Just over 2 years ago I was mid way through a 12 day solo trek over the Western Himalayas in Ladakh, the far north of India. Something happened that’s stuck with me ever since.
This was my guide, Riga.
He was a buddhist and he knew a lot about the Himalayan wildlife and the respect you must pay to the vast and temperamental mountains.
I admired his outlook on life.
It was day 3 and after a good 9 hours walking we had covered around 24km. We made it into Markha Village and dropped our backpacks at a tiny homestay.
Butter tea for the win
I thought of her as Mumma Bear.
She had a gentle smile, tilted her head forward and looked into your eyes—as if she had been expecting you for a long time. She had a calming presence—one that lifted you from the aches and pains of the day’s hike.
She made us butter tea. Literally tea made with butter. Tastes weird at first, but helps the wind-chapped lips.
The sun was setting and Riga reckoned we should head outside to take some photos before nightfall. My feet were in agony so I slipped on my flip flops and we walked for a few minutes to find this spot.
At these altitudes the temperature falls rapidly when the sun drops off behind the mountains. After about the 4th picture and a moment of pause, Riga and I headed back to the homestay to warm up.
On our way back, we could see an elderly lady looking a bit panicked. As we came closer, we could see what had happened.
Her horse had escaped. It was running circles around her.
By the time were close to the scene, 5 or 6 men had joined-in to help the lady catch hold of her horse.
Immediately Riga joined the race. He’s a practical, outdoorsy and capable chap, and within a few minutes he managed to corner the horse.
I joined the effort.
As Riga began to move in on the horse, I came up behind Riga on the lefthand side.
I had flip-flops on and suddenly felt a bit unqualified to help.
What the fuck to do if this 300kg horse starts heading for me? I was trying to remember school rugby tactics — go low and take the legs from an angle?
Riga edged closer, he swiped for its neck — but the horse escaped and dashed away.
After a few more failed attempts from the other chaps, I could hear a rattling sound.

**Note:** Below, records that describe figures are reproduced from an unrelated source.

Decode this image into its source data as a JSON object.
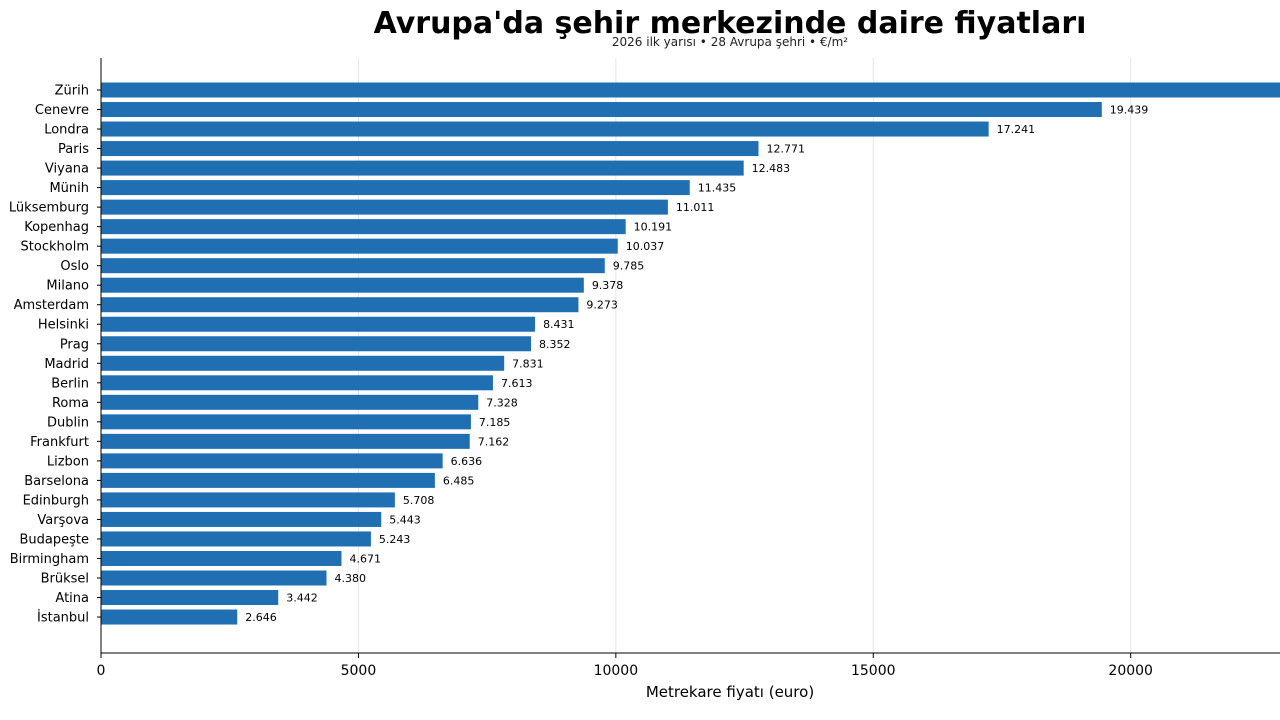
{
  "chart_data": {
    "type": "bar",
    "orientation": "horizontal",
    "title": "Avrupa'da şehir merkezinde daire fiyatları",
    "subtitle": "2026 ilk yarısı • 28 Avrupa şehri • €/m²",
    "xlabel": "Metrekare fiyatı (euro)",
    "ylabel": "",
    "xlim": [
      0,
      22900
    ],
    "xticks": [
      0,
      5000,
      10000,
      15000,
      20000
    ],
    "xtick_labels": [
      "0",
      "5000",
      "10000",
      "15000",
      "20000"
    ],
    "grid": "vertical",
    "bar_color": "#1f6fb2",
    "categories": [
      "Zürih",
      "Cenevre",
      "Londra",
      "Paris",
      "Viyana",
      "Münih",
      "Lüksemburg",
      "Kopenhag",
      "Stockholm",
      "Oslo",
      "Milano",
      "Amsterdam",
      "Helsinki",
      "Prag",
      "Madrid",
      "Berlin",
      "Roma",
      "Dublin",
      "Frankfurt",
      "Lizbon",
      "Barselona",
      "Edinburgh",
      "Varşova",
      "Budapeşte",
      "Birmingham",
      "Brüksel",
      "Atina",
      "İstanbul"
    ],
    "values": [
      22900,
      19439,
      17241,
      12771,
      12483,
      11435,
      11011,
      10191,
      10037,
      9785,
      9378,
      9273,
      8431,
      8352,
      7831,
      7613,
      7328,
      7185,
      7162,
      6636,
      6485,
      5708,
      5443,
      5243,
      4671,
      4380,
      3442,
      2646
    ],
    "value_labels": [
      "",
      "19.439",
      "17.241",
      "12.771",
      "12.483",
      "11.435",
      "11.011",
      "10.191",
      "10.037",
      "9.785",
      "9.378",
      "9.273",
      "8.431",
      "8.352",
      "7.831",
      "7.613",
      "7.328",
      "7.185",
      "7.162",
      "6.636",
      "6.485",
      "5.708",
      "5.443",
      "5.243",
      "4.671",
      "4.380",
      "3.442",
      "2.646"
    ]
  }
}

It was Mumma Bear from our homestay.
She was carrying a box of animal feed, shaking it to attract the attention of the horse.

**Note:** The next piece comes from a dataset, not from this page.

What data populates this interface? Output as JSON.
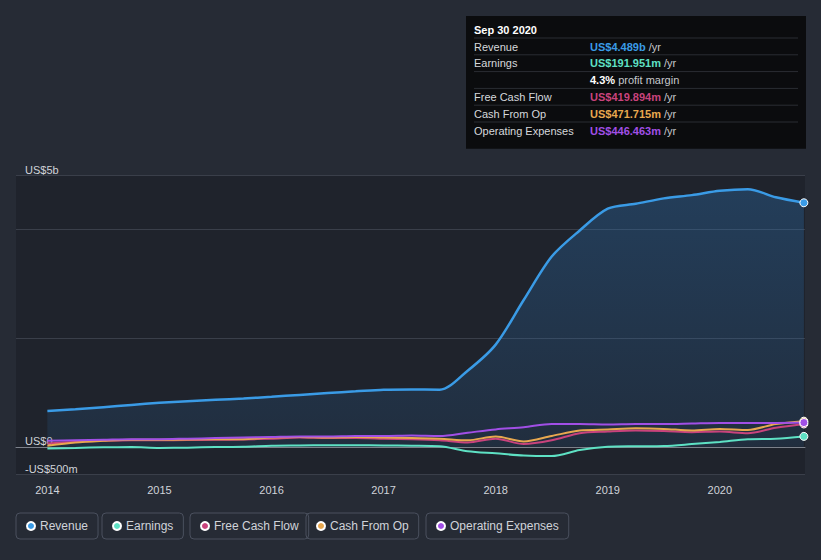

As cool as a cucumber she walked towards the horse’s elderly owner. In an instant, the horse trotted towards her for a handful of food.
Mumma Bear calmly took the collar from the owner and after the horse had munched a few more biscuits from her hand, she gently placed the collar around the horse’s neck.
No fuss, no running, no rugby tackles, no flip flops, no broken ribs, no weapons. She handed the horse over to its owner.
I howled with laughter. She was looking at the floor as she walked back to the homestay but I could see she was smiling at my lols.
The gents looked at each other with an awkward smile that leaked a hint of embarrassment — we were using brute force to solve the problem, we didn’t try different.
Sometimes instead of try harder, it’s try different that wins the race.
This is one way to look at how diverse teams can outperform homogeneousness teams (same gender, same backgrounds, for example).
We hear so much of company diversity because it is ethically the right thing to do —which it is— but let’s have those arguments side by side with the very real probability of better decisions and better performance that come from a diversity of backgrounds, genders and opinions.
Take from this what you will, but for me, this serves as a little reminder.
Perspective is everything and if your teams lack diversity, there’s a good chance you’re driving with blind spots that are hiding real opportunities.